Quero ser gentil
- Daliane Azevedo P. Guimarães

- 28 de jul. de 2023
- 2 min de leitura
Atualizado: 27 de set. de 2023

Num dia comum, no fim de um compromisso de trabalho, uma bela jovem me olha e pergunta meu nome; eu respondo ainda sem reconhecê-la e ela me diz ter sido minha aluna. Pergunto-lhe em que escola foi - porque já tenho bons anos de sala de aula e, para minha surpresa: Escola Infantil Passo a Passo. Eu ministrava Redação! E ela confessa que gostava muito. Pra mim, isto foi uma gota de afeto num dia cansativo.
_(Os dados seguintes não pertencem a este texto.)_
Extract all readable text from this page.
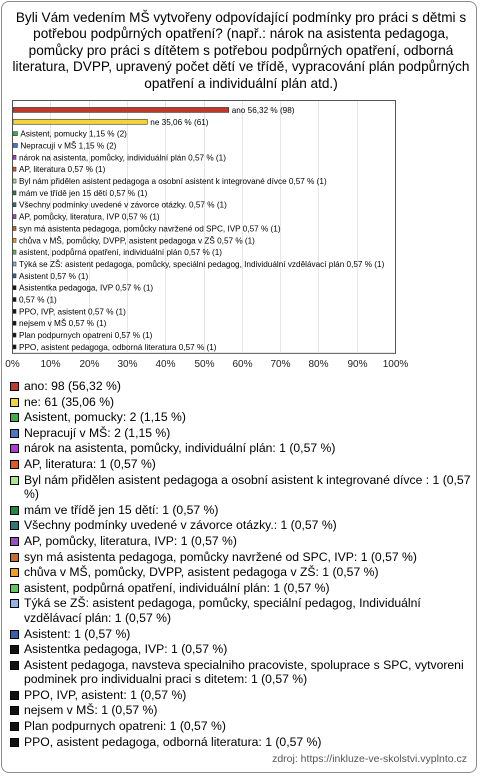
Byli Vám vedením MŠ vytvořeny odpovídající podmínky pro práci s dětmi s potřebou podpůrných opatření? (např.: nárok na asistenta pedagoga, pomůcky pro práci s dítětem s potřebou podpůrných opatření, odborná literatura, DVPP, upravený počet dětí ve třídě, vypracování plán podpůrných opatření a individuální plán atd.)

0% 10% 20% 30% 40% 50% 60% 70% 80% 90% 100%
ano 56,32 % (98)
ne 35,06 % (61)
Asistent, pomucky 1,15 % (2)
Nepracují v MŠ 1,15 % (2)
nárok na asistenta, pomůcky, individuální plán 0,57 % (1)
AP, literatura 0,57 % (1)
Byl nám přidělen asistent pedagoga a osobní asistent k integrované dívce 0,57 % (1)
mám ve třídě jen 15 dětí 0,57 % (1)
Všechny podmínky uvedené v závorce otázky. 0,57 % (1)
AP, pomůcky, literatura, IVP 0,57 % (1)
syn má asistenta pedagoga, pomůcky navržené od SPC, IVP 0,57 % (1)
chůva v MŠ, pomůcky, DVPP, asistent pedagoga v ZŠ 0,57 % (1)
asistent, podpůrná opatření, individuální plán 0,57 % (1)
Týká se ZŠ: asistent pedagoga, pomůcky, speciální pedagog, Individuální vzdělávací plán 0,57 % (1)
Asistent 0,57 % (1)
Asistentka pedagoga, IVP 0,57 % (1)
0,57 % (1)
PPO, IVP, asistent 0,57 % (1)
nejsem v MŠ 0,57 % (1)
Plan podpurnych opatreni 0,57 % (1)
PPO, asistent pedagoga, odborná literatura 0,57 % (1)
ano: 98 (56,32 %)
ne: 61 (35,06 %)
Asistent, pomucky: 2 (1,15 %)
Nepracují v MŠ: 2 (1,15 %)
nárok na asistenta, pomůcky, individuální plán: 1 (0,57 %)
AP, literatura: 1 (0,57 %)
Byl nám přidělen asistent pedagoga a osobní asistent k integrované dívce : 1 (0,57 %)
mám ve třídě jen 15 dětí: 1 (0,57 %)
Všechny podmínky uvedené v závorce otázky.: 1 (0,57 %)
AP, pomůcky, literatura, IVP: 1 (0,57 %)
syn má asistenta pedagoga, pomůcky navržené od SPC, IVP: 1 (0,57 %)
chůva v MŠ, pomůcky, DVPP, asistent pedagoga v ZŠ: 1 (0,57 %)
asistent, podpůrná opatření, individuální plán: 1 (0,57 %)
Týká se ZŠ: asistent pedagoga, pomůcky, speciální pedagog, Individuální vzdělávací plán: 1 (0,57 %)
Asistent: 1 (0,57 %)
Asistentka pedagoga, IVP: 1 (0,57 %)
Asistent pedagoga, navsteva specialniho pracoviste, spoluprace s SPC, vytvoreni podminek pro individualni praci s ditetem: 1 (0,57 %)
PPO, IVP, asistent: 1 (0,57 %)
nejsem v MŠ: 1 (0,57 %)
Plan podpurnych opatreni: 1 (0,57 %)
PPO, asistent pedagoga, odborná literatura: 1 (0,57 %)
zdroj: https://inkluze-ve-skolstvi.vyplnto.cz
Era a sua infância e o meu primeiro emprego. Não conseguiria mensurar o quanto foi fácil ou difícil aquele tempo. Lidar com crianças e despertar nelas o gosto pela escrita foi de uma coragem - como em poucas situações. Hoje, um pouco mais de 20 anos depois, posso vasculhar os meus baús de (in)seguranças profissionais, e fazer surgir: uma coleção de capítulos incríveis - que me deram a oportunidade da condução da escrita. E antes de qualquer abertura para os outros, ela serviu a mim.
Outras escolas, outras realidades, outros alunos... e em nenhuma delas desconsiderei o contato dos olhos, a leitura que começa pequena, o incentivo à escrita e o treino. Nada fica bom, se a gente não insistir. Dons são presentes, mas sem ensaios, resiliência, cotidiano, eles beiram a inutilidade.
Hoje estou com Língua Portuguesa e ITRDH (Interculturalidade, Religião e Direitos humanos) do 9º ano, numa rede pública - cheia de todas as vulnerabilidades referentes à Educação Básica e gratuita do nosso Brasil, mas ainda há a tentativa - com sucessos pontuais, de acender nos meus alunos, o gosto pela linguagem e pela saúde mental - que as palavras bem ditas e bem escritas, desabafadas num papel (ou com alguém), e colhidas nos textos, trazem pra nós.
Ler a vida, a rotina, as dificuldades, o que nos falta, o que nos sobra, quem temos, quem somos, o que os nossos olhos assistem, o que guardamos das pessoas, quem sou pra mim, o que as palavras me agregam... tudo corre como rio e deságua num livro qualquer, numa persona, numa carta resposta, na coragem de não desistir, num ponto qualquer de lucidez, num desabafo louco e possível ou num pedaço de silêncio entre um oi e o reconhecimento do que já fui para alguém, de quem "estou" no presente e como é minha costura de futuro.
Por mais flores em dias difíceis; porque nada supera a gentileza!
Texto em homenagem à Julyane Dias. A ex- aluna, hoje psicóloga e amante da "linguagem" - citada no texto.